Members of the diplomatic community, academics, senior officers of the tri forces and a number of distinguished guests were present at the occasion.
The presentation was largely grounded on how water is redefining the national security perspective, rational behavioural patterns of water ways and its vulnerabilities. The speaker highlighted about water being essential for food production but also for energy security, such issues cannot be seen in isolation. He proceeded to insist that we only use 3% of the fresh water on Earth and of this only 1% is available in the rivers. Glaciers tend to hold less and less water as they are melting. He also mentioned India’s approach to the region is the first neighbourhood approach and water is the most shared resource in the world – more than oil. There are 260 water ways in the world, so many states share rivers apart of state politics.
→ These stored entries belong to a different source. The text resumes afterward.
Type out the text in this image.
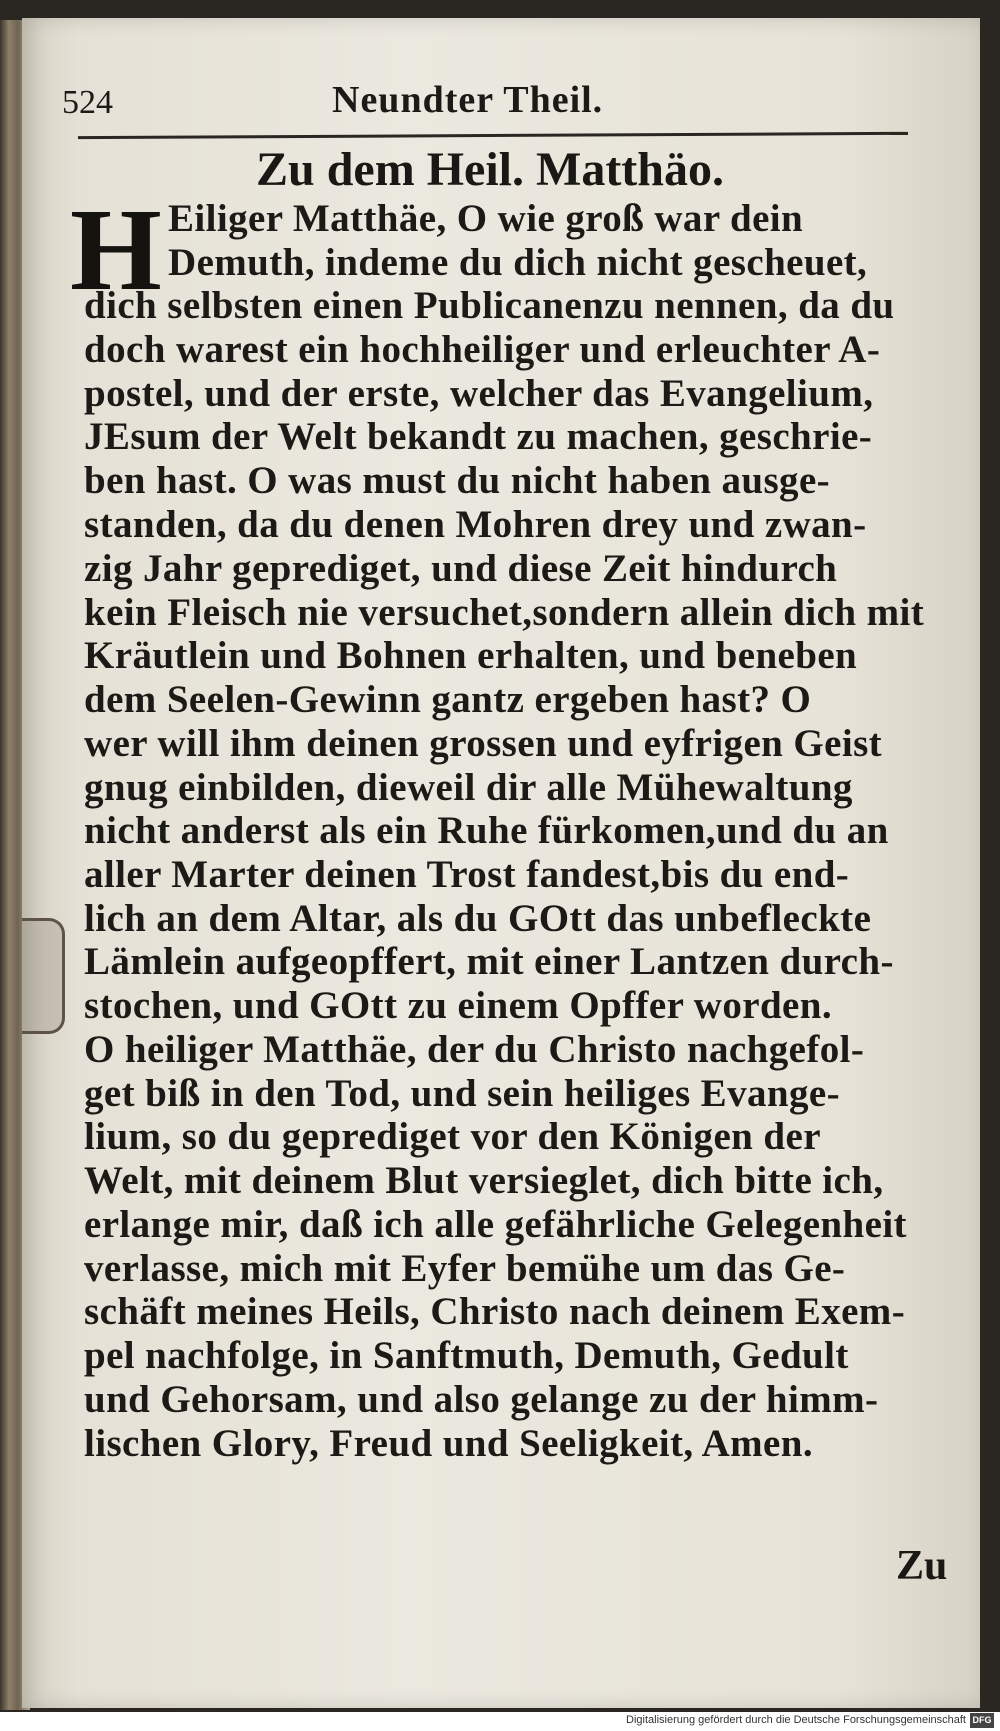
524	Neundter Theil.
Zu dem Heil. Matthäo.
H Eiliger Matthäe, O wie groß war dein
Demuth, indeme du dich nicht gescheuet,
dich selbsten einen Publicanenzu nennen, da du
doch warest ein hochheiliger und erleuchter A-
postel, und der erste, welcher das Evangelium,
JEsum der Welt bekandt zu machen, geschrie-
ben hast. O was must du nicht haben ausge-
standen, da du denen Mohren drey und zwan-
zig Jahr geprediget, und diese Zeit hindurch
kein Fleisch nie versuchet,sondern allein dich mit
Kräutlein und Bohnen erhalten, und beneben
dem Seelen-Gewinn gantz ergeben hast? O
wer will ihm deinen grossen und eyfrigen Geist
gnug einbilden, dieweil dir alle Mühewaltung
nicht anderst als ein Ruhe fürkomen,und du an
aller Marter deinen Trost fandest,bis du end-
lich an dem Altar, als du GOtt das unbefleckte
Lämlein aufgeopffert, mit einer Lantzen durch-
stochen, und GOtt zu einem Opffer worden.
O heiliger Matthäe, der du Christo nachgefol-
get biß in den Tod, und sein heiliges Evange-
lium, so du geprediget vor den Königen der
Welt, mit deinem Blut versieglet, dich bitte ich,
erlange mir, daß ich alle gefährliche Gelegenheit
verlasse, mich mit Eyfer bemühe um das Ge-
schäft meines Heils, Christo nach deinem Exem-
pel nachfolge, in Sanftmuth, Demuth, Gedult
und Gehorsam, und also gelange zu der himm-
lischen Glory, Freud und Seeligkeit, Amen.
Zu
Digitalisierung gefördert durch die Deutsche Forschungsgemeinschaft DFG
Dr. Uttam Sinha drew attention to the ‘India-Pakistan flash point on water’. He spoke about ‘The Indus Water Treaty’. The Indus Water Treaty is a water-distribution treaty between India and Pakistan, brokered by the World Bank. The hydro politics in real political framework suggests that the preciousness of water translates into possessiveness and at times resource aggressiveness. China, Turkey does not share water, India shares water for the Pakistan which enables the value of engaging. Within the treaty – dispute settlement mechanisms factored into the treaty. Dynamism in south Asia is also vulnerable to disasters. Water treaties need to be looked at in a multilateral approach not in a bilateral approach, especially in the context of river basins. China cannot be ignored in the Hydro-political context although it has not been included in the river context. India has MOU with China on Brahmaputra but no water agreement. Nature has made China quiet supreme in water and therefore it does not want to enter into agreements with South Asian countries but rather use water as a strategic tool. China and Turkey do not respect any international water treaties including the UN Treaty. There should be an institutional framework for water, especially in the Himalayan context.
A riveting discussion was followed thereafter stating that water is the most shared resource but also most wasted resource. Concepts in order to sustain water were suggested such as: Dynamisim in India, supply side management to water, quality in water-Indian Policies – Cleaning rivers. Water is a public good approach in India, not a private good. Accessibility to water needs to be extended.